Hi Matt,

sorry for the late reply. This is exactly what I was looking for!

However, if I understand correctly this is more a proof of concept and not ready for production use. There still seem to be some subtlties that need to be fixed:

- related queries with shared_property
- filtered aggregates (e.g. Max('name', filter=Q(…)) in related queries with ComputedField (Q object would need similar processing to F objects) - group_by with both implementations (I get "aggregate functions are not allowed in the GROUP BY clause")

Other than that it is great to see this is possible as a third party library. I am still not sure how much interest there actually is though.

tobias

PS: There is a small typo in the first link in your blog post.

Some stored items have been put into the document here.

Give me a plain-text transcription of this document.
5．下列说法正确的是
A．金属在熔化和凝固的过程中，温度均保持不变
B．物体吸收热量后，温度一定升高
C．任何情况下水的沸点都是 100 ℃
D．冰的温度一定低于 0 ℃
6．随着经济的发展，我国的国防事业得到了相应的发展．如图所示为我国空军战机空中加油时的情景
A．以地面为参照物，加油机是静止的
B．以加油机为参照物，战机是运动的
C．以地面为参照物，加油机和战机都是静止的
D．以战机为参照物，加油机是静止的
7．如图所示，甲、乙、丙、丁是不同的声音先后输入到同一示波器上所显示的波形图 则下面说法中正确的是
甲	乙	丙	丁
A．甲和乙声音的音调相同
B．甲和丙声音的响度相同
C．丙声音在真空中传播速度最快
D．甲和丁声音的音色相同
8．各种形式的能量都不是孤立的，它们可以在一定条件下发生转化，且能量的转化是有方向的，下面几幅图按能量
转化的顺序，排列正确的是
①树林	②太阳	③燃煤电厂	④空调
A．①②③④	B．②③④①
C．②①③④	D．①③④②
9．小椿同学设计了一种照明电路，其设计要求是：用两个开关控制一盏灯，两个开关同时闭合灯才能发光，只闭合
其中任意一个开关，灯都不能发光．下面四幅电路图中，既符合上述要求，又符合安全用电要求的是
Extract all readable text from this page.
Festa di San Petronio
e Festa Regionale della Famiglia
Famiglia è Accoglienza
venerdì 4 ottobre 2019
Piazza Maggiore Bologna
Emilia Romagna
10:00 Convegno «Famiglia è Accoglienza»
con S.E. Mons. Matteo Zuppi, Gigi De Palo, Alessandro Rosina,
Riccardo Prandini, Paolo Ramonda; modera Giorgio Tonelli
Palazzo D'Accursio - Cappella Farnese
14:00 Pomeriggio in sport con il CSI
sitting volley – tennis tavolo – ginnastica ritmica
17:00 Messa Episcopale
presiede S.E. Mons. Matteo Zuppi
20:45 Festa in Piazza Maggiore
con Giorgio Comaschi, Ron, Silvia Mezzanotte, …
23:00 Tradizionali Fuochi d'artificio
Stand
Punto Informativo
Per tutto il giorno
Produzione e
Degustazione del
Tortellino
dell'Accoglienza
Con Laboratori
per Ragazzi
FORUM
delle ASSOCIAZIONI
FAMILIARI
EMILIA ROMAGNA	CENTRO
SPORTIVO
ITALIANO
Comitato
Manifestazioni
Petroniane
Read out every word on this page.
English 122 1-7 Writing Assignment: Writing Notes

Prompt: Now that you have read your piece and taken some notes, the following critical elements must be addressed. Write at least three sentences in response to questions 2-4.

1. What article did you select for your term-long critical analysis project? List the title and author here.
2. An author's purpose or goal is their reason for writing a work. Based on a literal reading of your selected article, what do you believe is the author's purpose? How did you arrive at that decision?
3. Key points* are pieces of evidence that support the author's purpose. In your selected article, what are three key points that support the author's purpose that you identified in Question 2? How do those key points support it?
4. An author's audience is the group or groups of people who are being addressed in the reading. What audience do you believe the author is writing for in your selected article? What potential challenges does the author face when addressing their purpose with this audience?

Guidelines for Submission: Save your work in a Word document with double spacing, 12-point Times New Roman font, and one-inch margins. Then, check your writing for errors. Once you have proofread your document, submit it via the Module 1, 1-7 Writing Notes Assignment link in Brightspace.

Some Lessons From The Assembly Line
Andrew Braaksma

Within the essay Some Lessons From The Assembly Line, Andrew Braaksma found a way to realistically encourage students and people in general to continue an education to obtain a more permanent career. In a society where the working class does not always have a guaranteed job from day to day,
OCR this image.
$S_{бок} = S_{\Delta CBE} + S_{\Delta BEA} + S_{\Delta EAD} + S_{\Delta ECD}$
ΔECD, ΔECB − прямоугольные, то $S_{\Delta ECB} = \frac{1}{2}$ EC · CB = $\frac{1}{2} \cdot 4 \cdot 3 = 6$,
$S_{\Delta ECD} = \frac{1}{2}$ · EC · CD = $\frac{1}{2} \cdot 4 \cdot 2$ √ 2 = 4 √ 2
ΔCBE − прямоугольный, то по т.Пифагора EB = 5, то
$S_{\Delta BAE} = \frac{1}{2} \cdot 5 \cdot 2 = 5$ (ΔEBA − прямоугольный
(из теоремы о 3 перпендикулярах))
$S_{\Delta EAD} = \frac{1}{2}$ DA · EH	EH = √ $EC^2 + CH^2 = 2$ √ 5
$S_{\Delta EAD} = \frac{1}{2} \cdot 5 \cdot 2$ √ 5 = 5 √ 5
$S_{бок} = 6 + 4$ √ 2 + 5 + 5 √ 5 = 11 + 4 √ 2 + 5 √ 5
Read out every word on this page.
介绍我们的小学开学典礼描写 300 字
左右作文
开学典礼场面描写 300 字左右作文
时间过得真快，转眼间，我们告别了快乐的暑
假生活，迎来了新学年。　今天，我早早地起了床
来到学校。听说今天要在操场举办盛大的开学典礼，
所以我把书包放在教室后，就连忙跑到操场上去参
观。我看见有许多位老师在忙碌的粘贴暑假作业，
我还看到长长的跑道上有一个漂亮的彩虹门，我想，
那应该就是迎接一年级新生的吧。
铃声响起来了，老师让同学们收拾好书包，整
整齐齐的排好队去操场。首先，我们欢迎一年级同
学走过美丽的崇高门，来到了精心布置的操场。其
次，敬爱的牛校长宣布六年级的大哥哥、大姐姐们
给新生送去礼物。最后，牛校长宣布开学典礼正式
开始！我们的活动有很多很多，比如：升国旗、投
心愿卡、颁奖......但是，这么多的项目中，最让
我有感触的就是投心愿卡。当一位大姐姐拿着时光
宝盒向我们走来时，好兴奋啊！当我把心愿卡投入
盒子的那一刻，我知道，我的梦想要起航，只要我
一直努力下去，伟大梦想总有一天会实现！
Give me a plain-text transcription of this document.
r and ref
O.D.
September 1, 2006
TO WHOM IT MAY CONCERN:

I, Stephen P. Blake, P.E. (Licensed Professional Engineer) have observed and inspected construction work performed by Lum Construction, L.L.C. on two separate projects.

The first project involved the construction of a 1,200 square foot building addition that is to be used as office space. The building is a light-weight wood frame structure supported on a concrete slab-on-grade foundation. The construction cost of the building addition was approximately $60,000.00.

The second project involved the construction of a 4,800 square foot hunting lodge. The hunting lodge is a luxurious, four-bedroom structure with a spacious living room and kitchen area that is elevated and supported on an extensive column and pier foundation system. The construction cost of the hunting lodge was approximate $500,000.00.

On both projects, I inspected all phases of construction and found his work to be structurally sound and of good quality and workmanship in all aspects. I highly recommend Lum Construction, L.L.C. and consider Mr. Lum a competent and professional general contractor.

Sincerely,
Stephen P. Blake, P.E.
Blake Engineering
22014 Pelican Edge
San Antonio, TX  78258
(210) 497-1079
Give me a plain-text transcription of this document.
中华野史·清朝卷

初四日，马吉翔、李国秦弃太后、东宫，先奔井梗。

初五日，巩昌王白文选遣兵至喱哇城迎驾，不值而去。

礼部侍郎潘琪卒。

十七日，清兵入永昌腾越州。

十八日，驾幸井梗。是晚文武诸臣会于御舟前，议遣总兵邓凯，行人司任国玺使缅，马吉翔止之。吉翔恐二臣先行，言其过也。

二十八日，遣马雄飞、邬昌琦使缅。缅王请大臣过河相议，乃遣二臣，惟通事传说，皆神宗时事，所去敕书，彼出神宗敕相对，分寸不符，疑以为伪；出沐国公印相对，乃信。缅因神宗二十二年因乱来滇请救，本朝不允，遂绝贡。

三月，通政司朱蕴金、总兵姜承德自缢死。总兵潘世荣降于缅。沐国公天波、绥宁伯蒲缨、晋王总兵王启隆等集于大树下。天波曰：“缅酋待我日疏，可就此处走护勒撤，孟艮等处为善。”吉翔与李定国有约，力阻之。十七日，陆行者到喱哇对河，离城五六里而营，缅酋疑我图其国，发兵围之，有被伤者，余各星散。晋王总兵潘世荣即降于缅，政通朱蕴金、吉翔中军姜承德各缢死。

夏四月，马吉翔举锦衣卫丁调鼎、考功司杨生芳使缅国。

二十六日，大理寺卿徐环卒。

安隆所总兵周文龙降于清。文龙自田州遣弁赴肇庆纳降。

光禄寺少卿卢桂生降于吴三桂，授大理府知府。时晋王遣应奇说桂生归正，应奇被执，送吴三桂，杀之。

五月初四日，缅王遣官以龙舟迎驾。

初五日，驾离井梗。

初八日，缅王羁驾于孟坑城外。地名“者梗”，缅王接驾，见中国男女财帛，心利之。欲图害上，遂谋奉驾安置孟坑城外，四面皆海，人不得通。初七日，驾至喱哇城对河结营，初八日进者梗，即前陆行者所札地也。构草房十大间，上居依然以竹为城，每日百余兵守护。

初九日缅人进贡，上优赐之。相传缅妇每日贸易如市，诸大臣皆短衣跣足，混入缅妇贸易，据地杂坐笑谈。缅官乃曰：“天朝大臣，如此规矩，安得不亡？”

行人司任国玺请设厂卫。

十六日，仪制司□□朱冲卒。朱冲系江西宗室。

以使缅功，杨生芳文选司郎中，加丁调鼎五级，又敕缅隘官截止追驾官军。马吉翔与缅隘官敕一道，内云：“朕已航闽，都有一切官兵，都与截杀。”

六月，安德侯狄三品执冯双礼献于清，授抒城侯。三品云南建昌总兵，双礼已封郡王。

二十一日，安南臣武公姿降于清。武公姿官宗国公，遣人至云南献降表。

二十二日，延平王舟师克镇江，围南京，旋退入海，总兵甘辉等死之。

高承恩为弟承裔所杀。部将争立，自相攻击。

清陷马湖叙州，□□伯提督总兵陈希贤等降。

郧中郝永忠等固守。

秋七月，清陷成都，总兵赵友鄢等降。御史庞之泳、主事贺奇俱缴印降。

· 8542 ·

On 15/03/2021 04.49, schinckel wrote:
Hi Tobias.

I've done a bit of stuff on this, and found there were actually limited changes that need to be made to django to got this to work.

https://schinckel.net/2020/09/15/django-properties-from-expressions%2C-or-computedfield-part-2/

I haven't touched it much since then (although I'm keen to revisit it, actually), but it's actually possible that we can do it without any changes to Django.

https://github.com/schinckel/django-shared-property

Matt.

On Sunday, March 14, 2021 at 11:46:15 PM UTC+10:30 Tobias Bengfort wrote:

    Hi,

    a while back there has been a discussion about calculated model fields:

    https://groups.google.com/g/django-developers/c/ADSuUUuZp3Q/m/5o02Lp_jCwAJ
    <https://groups.google.com/g/django-developers/c/ADSuUUuZp3Q/m/5o02Lp_jCwAJ>


    The main benefit would be that these would be available in cases where
    annotations are currently not available, e.g. related queries or admin
    lists (see #14336).

    Note that the topic of fields that have both a DB and python
    implementation was discussed and the consensus was that the python
    equivalents could be added by a separate library, if required. So I am
    only talking about the database part here.

    The linked discussion was mainly about *what* is desired, not *how* it
    could be done. I also noticed that the fellows did not participate in
    that discussion.

    I would like to have a shot at this topic. So I am interested in:

    - Do you think this is even possible/worth the effort?
    - How could this be implemented and what would be potential challenges?
    - Is it possible to implement this in a third party library or does it
    require changes to django itself?

    I would probably start with a non-editable, non-concrete model field
    (similar to GenericForeignKey or ForeignObjRel). But I have no clue yet
    how to integrate that with QuerySet/Query.